The newly identified genes converge on glutamate signaling, neuronal communication, immune processes, and neurodevelopment—pathways already implicated in psychiatric risk from earlier studies.
A Methodological Shift, Not a Cure Claim
For 20 years, TWAS has dominated psychiatric genetics because it is computationally tractable and interpretable. But cis-only approaches explain only a fraction of heritable risk in complex disorders. Pergola's framing of the problem is direct: "looking for the light under the lamppost, focusing only on genes close to disease-associated DNA variants."
This study proves that trans-regulatory architecture is detectable at scale and biologically meaningful. It also demonstrates that integrating multi-region brain transcriptomics with large cohorts can reveal disease-relevant relationships invisible to cis-only pipelines.
The methodological advance is real. Whether the 641 new genes move psychiatry closer to precision diagnostics or drug targets is an open question. Gene discovery and clinical utility are not the same thing. The study provides a roadmap for expanding TWAS methodology; it does not claim to have identified 641 drug targets or diagnostic markers.

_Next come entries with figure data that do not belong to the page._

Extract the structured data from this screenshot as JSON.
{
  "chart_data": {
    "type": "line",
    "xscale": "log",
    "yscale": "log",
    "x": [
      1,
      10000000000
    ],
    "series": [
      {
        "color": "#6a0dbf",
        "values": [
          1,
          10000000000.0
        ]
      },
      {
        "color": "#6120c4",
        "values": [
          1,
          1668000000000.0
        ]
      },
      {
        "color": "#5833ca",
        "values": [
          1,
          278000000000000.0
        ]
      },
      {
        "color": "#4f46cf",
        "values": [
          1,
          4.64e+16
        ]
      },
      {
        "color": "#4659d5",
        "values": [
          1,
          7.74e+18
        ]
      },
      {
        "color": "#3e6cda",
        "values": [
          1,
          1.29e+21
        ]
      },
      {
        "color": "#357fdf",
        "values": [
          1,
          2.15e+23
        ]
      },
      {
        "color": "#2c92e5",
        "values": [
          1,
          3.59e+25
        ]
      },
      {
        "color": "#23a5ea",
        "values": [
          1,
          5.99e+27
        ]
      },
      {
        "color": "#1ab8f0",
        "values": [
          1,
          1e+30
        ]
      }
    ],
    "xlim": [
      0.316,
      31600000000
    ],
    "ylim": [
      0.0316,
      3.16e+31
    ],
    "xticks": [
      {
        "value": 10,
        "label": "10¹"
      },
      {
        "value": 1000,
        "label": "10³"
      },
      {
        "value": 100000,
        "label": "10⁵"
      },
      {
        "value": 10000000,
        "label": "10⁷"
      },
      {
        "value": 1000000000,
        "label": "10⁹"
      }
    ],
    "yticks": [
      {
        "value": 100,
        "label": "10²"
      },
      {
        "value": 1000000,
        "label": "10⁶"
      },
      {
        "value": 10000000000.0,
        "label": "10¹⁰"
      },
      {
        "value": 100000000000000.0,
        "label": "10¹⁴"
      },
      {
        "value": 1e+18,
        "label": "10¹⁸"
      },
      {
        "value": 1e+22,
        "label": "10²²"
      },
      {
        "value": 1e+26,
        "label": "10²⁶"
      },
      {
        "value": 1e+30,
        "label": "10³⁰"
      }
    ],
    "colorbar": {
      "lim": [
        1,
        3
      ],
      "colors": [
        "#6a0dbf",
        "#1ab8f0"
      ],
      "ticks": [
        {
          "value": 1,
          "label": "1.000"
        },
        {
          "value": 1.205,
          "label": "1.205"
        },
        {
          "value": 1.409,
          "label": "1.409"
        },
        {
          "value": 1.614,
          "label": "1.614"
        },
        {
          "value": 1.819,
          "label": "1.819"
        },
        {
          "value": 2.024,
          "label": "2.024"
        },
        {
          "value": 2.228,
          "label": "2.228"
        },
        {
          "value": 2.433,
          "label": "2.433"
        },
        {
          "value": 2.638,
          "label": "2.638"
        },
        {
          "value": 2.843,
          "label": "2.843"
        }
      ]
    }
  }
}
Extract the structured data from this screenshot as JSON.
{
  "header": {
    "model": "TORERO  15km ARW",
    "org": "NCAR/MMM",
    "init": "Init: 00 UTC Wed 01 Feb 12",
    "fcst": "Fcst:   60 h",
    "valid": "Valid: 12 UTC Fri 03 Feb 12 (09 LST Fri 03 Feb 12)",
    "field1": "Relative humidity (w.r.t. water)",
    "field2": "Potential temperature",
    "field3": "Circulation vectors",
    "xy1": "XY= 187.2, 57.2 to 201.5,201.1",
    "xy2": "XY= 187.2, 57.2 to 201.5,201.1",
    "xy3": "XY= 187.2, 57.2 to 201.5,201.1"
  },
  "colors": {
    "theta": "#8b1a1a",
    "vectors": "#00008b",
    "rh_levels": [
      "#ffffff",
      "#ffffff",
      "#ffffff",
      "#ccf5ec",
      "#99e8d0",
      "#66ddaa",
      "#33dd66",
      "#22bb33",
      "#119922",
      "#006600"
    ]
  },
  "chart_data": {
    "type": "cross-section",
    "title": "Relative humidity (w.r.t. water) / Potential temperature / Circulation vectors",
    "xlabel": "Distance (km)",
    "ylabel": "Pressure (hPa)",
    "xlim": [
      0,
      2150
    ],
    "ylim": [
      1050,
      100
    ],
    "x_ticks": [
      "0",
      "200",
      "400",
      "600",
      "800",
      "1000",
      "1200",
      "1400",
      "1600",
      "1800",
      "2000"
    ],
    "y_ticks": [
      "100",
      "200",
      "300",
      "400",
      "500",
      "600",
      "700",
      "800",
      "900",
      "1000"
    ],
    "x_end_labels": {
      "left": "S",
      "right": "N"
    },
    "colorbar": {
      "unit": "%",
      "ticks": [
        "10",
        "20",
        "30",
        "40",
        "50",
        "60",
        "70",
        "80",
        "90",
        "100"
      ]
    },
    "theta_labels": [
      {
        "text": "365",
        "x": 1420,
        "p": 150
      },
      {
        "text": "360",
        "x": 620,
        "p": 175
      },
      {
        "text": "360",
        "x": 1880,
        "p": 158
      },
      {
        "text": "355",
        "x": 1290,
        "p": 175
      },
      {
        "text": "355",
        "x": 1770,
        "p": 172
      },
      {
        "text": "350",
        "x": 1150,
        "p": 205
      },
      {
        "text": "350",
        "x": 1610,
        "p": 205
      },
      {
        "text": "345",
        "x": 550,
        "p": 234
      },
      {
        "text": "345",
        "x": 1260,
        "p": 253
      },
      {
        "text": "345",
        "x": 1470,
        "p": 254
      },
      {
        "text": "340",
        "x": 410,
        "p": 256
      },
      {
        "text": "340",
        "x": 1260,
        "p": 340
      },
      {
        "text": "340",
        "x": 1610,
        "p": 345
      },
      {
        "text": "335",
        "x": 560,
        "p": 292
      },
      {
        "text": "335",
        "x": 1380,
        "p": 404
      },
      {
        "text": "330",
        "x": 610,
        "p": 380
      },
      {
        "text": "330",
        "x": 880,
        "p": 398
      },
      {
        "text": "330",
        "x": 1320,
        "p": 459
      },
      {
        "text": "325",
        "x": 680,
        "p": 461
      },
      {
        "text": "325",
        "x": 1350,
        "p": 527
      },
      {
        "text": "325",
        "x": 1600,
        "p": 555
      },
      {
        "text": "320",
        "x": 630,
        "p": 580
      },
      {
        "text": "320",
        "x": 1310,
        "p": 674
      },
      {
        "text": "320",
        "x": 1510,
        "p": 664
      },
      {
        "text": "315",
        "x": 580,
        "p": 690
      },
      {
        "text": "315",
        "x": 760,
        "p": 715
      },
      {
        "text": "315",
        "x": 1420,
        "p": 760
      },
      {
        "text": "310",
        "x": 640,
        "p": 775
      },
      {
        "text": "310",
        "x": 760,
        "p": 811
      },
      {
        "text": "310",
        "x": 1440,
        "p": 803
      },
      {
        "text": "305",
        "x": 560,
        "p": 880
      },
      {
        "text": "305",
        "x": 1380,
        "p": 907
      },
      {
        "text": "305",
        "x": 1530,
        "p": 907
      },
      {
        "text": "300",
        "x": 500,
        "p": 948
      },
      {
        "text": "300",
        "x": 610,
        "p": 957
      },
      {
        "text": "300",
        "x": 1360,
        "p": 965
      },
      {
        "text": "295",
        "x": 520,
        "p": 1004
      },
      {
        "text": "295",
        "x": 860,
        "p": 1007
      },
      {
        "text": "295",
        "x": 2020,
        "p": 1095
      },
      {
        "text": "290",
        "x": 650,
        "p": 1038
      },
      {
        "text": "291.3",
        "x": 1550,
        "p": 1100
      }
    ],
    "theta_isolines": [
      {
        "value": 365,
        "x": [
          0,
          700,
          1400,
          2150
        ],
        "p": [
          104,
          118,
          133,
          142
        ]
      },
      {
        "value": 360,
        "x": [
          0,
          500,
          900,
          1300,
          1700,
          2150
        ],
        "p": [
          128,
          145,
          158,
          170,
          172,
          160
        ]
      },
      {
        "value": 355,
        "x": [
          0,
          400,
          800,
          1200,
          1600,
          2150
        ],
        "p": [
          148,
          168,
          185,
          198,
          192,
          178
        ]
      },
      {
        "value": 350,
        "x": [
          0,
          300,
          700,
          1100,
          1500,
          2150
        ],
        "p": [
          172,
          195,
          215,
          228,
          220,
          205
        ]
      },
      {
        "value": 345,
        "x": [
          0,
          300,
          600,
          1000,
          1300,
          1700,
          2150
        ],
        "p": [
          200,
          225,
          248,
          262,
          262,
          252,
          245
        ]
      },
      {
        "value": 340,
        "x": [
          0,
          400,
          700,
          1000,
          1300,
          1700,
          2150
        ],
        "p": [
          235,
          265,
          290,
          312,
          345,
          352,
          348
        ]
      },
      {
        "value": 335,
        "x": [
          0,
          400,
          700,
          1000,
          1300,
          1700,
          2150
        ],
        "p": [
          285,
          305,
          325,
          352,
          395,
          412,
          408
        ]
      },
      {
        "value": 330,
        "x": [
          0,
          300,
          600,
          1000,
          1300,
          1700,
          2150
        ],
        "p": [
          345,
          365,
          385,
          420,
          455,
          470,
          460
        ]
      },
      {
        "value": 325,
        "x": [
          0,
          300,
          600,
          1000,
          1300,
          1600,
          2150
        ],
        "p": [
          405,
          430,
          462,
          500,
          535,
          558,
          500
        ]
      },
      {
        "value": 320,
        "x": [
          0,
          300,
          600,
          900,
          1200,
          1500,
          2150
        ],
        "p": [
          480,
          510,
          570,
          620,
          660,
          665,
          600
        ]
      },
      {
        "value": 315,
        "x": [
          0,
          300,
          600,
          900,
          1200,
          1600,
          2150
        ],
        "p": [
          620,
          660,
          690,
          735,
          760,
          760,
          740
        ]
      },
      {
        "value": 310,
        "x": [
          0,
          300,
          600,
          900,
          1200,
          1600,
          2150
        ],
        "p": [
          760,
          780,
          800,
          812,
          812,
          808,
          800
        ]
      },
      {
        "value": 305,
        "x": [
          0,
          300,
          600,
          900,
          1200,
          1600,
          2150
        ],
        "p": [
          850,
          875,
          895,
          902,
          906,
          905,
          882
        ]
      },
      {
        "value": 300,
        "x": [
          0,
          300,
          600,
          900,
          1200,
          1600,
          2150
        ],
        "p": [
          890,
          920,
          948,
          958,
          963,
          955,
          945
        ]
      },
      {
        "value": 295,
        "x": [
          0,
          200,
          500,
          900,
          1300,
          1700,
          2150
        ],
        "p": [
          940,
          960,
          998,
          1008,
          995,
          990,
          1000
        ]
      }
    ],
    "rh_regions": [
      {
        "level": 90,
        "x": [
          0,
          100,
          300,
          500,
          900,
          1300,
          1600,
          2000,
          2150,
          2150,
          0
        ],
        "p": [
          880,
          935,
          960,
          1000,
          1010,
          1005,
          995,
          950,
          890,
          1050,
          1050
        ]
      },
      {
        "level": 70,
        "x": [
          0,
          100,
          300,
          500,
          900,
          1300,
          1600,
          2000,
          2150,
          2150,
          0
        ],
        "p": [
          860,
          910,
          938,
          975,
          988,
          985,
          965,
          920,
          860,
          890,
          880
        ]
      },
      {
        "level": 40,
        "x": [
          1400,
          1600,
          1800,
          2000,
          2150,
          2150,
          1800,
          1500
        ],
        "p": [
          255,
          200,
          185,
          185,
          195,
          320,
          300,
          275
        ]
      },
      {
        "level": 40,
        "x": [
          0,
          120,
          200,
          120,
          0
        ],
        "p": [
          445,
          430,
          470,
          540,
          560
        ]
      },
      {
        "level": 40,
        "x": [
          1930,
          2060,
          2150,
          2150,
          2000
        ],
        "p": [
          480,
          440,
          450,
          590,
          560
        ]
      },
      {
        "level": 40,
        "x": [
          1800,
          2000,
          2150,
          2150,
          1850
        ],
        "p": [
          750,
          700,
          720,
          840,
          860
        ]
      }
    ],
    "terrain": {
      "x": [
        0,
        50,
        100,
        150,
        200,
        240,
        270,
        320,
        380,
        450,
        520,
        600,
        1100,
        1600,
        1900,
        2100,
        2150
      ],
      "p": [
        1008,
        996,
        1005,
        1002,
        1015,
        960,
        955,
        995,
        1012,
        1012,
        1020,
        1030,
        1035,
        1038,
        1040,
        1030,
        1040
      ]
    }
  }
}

What Geneticists and Psychiatry Researchers Should Do Now
First, audit your TWAS pipeline. If you are running cis-only TWAS on psychiatric GWAS datasets, you are likely missing significant regulatory relationships. Adding trans-aware models requires post-mortem brain RNA-seq data, which is scarce but available through the CommonMind Consortium and LIBD itself.
Second, if you have access to multi-region transcriptomics, consider replicating this framework on your own GWAS cohorts. The models are not proprietary and the code is likely to be released alongside peer review.
Third, resist the temptation to treat gene discovery as gene function. The 641 new associations are a starting point for mechanistic follow-up, not a list of validated risk factors. Orthogonal validation in cell and animal models will be necessary before any of these genes move into therapeutic target prioritization.